In the 1960s, the Afo-A-Kom was stolen from its sacred grove at Laikom (the seat of the Kom people, where the Foyn resides) by one of the princes with the help of some elders and sold to a middle man who later on sold it to an art dealer who took it to the United States of America. The Kom people believe that the Afo-A-Kom possesses mystical powers and that shortly after it arrived in the US it began disturbing its new owners by destroying everything around it. Its new owner took it and threw it into the sea but only to get back home and see the Afo-A-Kom. He took it to a New York art gallery where he sold it for circa 15 million CFA, while there; another American Warren M. Robbins, an arts collector saw and recognized it from his visit to Cameroon and raised an alarm. He raised funds together with some Kom elite in the US to purchase from the Manhattan art gallery the bearded icon called Afo-A-Kom, considered sacred by the Kom people which had been taken from the Laikom hill-top village in Cameroon in 1966. Returning the figure, Robbins was welcomed by Nsom Ngwe, the then Fon of the Kom people, the President of Cameroon, Ahmadou Ahidjo among other dignitaries.

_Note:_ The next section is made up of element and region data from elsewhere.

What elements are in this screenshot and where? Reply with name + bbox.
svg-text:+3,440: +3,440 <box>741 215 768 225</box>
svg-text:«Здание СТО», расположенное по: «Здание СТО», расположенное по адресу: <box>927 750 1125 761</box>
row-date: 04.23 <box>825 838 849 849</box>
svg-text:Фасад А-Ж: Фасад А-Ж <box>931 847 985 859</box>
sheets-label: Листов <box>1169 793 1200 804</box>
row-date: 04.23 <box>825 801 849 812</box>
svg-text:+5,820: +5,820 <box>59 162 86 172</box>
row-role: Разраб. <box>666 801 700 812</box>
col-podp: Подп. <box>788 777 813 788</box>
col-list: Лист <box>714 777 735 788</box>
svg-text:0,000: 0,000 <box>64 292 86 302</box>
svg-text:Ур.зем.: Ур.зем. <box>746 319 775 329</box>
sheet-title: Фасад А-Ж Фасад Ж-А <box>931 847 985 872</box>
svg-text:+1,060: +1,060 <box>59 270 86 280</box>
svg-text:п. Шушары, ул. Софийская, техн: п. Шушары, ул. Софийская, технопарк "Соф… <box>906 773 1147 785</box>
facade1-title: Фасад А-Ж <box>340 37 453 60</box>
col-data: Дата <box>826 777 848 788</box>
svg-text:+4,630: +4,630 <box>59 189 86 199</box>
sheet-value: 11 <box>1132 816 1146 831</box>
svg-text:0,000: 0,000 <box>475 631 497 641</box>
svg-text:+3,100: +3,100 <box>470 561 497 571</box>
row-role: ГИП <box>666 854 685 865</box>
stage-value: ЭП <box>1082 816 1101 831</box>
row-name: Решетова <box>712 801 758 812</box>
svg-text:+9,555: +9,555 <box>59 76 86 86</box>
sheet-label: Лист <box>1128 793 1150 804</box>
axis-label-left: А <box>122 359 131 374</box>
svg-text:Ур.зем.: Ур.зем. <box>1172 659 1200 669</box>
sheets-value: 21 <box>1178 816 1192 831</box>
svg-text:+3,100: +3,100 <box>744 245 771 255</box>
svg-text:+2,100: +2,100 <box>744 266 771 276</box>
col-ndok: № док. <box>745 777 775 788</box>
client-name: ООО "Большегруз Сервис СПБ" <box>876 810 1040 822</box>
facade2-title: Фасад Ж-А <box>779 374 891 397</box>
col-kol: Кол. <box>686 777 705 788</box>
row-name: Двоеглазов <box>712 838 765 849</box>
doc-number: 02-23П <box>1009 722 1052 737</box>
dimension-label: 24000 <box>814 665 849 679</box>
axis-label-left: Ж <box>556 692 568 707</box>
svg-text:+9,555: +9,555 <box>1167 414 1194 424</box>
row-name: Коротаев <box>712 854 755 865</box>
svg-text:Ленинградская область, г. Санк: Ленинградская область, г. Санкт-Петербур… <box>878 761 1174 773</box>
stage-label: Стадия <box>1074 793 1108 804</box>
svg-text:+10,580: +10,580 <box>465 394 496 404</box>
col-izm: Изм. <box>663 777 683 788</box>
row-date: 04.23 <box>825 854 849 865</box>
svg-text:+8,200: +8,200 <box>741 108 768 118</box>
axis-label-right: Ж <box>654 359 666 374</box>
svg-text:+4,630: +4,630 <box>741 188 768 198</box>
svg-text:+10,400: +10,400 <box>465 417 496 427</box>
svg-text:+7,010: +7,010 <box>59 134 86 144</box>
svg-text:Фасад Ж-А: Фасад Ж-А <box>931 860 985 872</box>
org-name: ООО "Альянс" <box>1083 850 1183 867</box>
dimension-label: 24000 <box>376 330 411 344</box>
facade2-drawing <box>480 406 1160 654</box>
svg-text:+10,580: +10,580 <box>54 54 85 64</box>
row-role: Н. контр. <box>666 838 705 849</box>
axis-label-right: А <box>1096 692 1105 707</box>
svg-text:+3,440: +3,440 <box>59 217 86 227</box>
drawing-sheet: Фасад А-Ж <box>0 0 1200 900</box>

During the reception of the statue in Yaounde, Ahidjo suggested to Fon Nsom Ngwe that Mbang be kept in the National Museum in Yaounde but he replied that if the President can provide enough space in Yaounde for him to go and bring the Kom people to stay with it there, then he would accept the president’s proposal. The president found out that the Kom and the Afo-A-Kom were inseparable as such he made it possible for it to be taken back to its habitual residence at Laikom. However, it was briefly put on display at the Tourism Office in Yaounde and later on transported by air to the Bamenda. It was then ferried by a delegation of the dignitaries of the region back to Fundong where it was handed back to the Kom people.
It is now in the Laikom palace where it is put on display annually for the Kom people.